The other innovation that could help boost alternative fuels, Woolsey said, is a potential teaming up between utility companies and manufacturers of hybrid cars. If car manufacturers adopt higher-density, more powerful batteries, the kind used in electronics, then utilities are likely to be more interested in selling off-peak electricity for these "plug-in" hybrids.

"The real kick-off into widespread interest is just now beginning," Woolsey told WORLD. A plug-in could get 100 miles per gallon of gasoline, and if it can use an alternative fuel with 85 percent ethanol, that figure could be 500. The gas savings comes from the grid-charged battery-25 to 30 miles a day purely on electricity. With that, he said, it's not hard to see why the energy-independence coalition also includes consumers, car makers, and utilities.

In the 1980s, when OPEC increased its production and drove down oil prices, it bankrupted federally funded Synfuels, which manufactured alternative fuels. Now, Woolsey argues, electricity can act as a cushion because OPEC producers could do little to stanch Americans' off-peak use of it. That, he believes, will encourage investment in alternative fuels without a need for federal subsidies.

Last year Woolsey rode around Washington with lawmakers in a car emblazoned with the figure "100 MPG" on its sides. He has driven one, too, and says it had "marvelous acceleration."

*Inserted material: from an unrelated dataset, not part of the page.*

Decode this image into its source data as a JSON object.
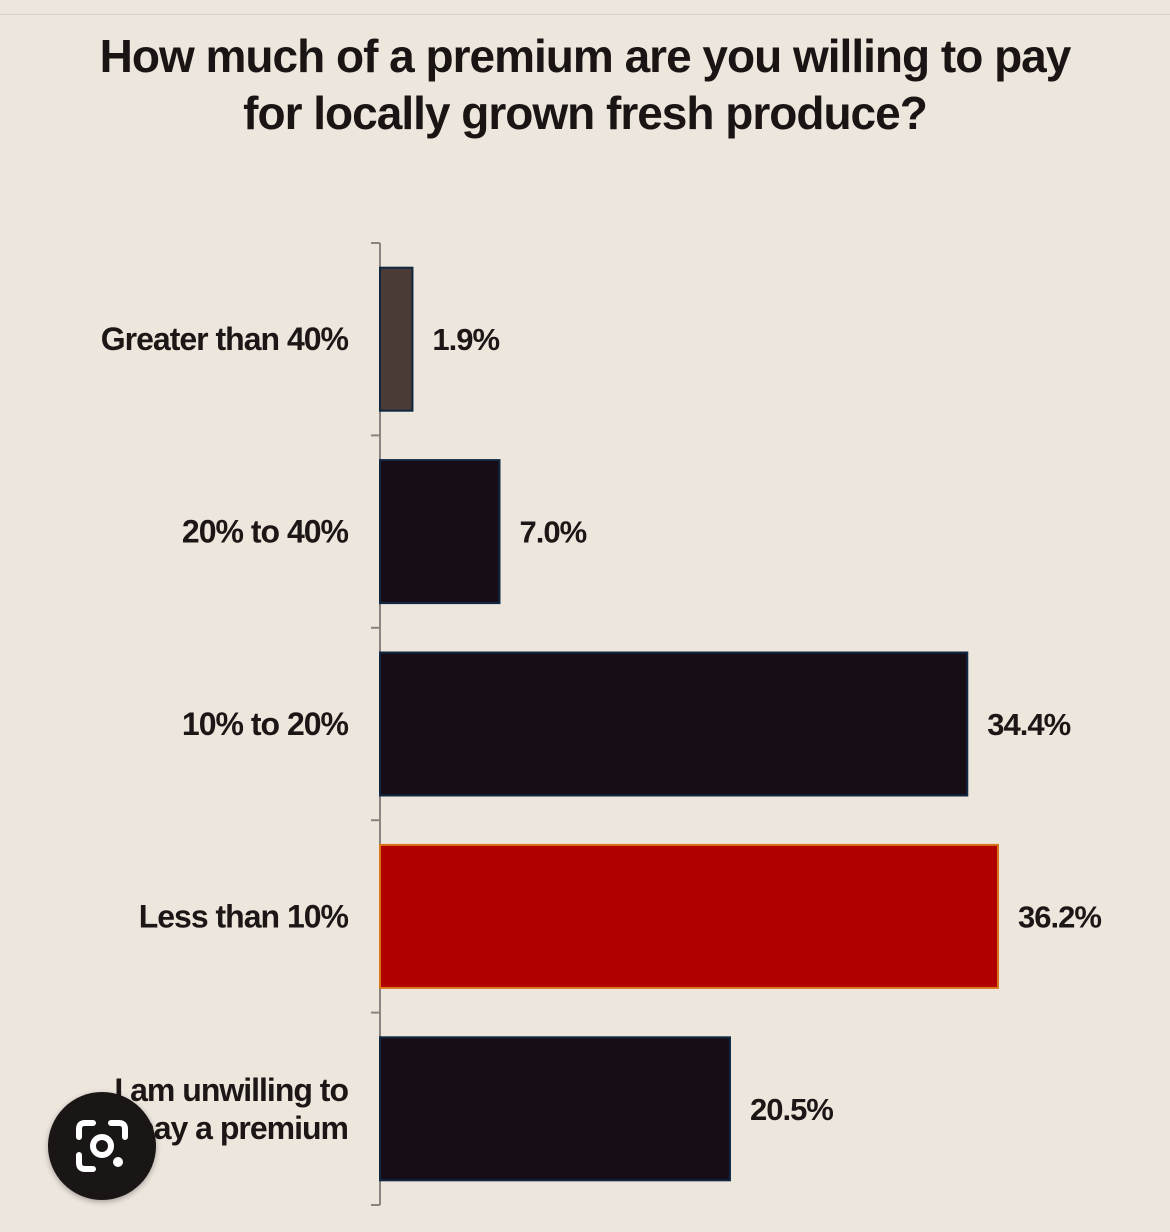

The problem now is that the benefits on saving energy could still be far off. Big automakers like General Motors and Toyota have prototypes of plug-in hybrids, but they are not ready for mass production. Nor have the crucial batteries for the cars been designed yet. Nonetheless, Ford unveiled the Edge last month, a $2 million experimental plug-in funded partly by the Department of Energy.

Ben Lieberman, an energy analyst with the Heritage Foundation, said replacing oil consumption with electricity is a good idea, but one that depends on how economically viable the plug-in becomes. Cellulosic ethanol faces similar problems, he said, and would be expensive unless it overcomes technological and economic hurdles. "Second-rate fuels and second-rate vehicles aren't really going to solve anything," he said.

Other analysts are skeptical about the need for energy independence. Jerry Taylor, a senior fellow at the CATO Institute, is one of the skeptics. "Most national security analysts who worry about energy independence don't understand enough about oil markets to realize their arguments are totally groundless," he told WORLD.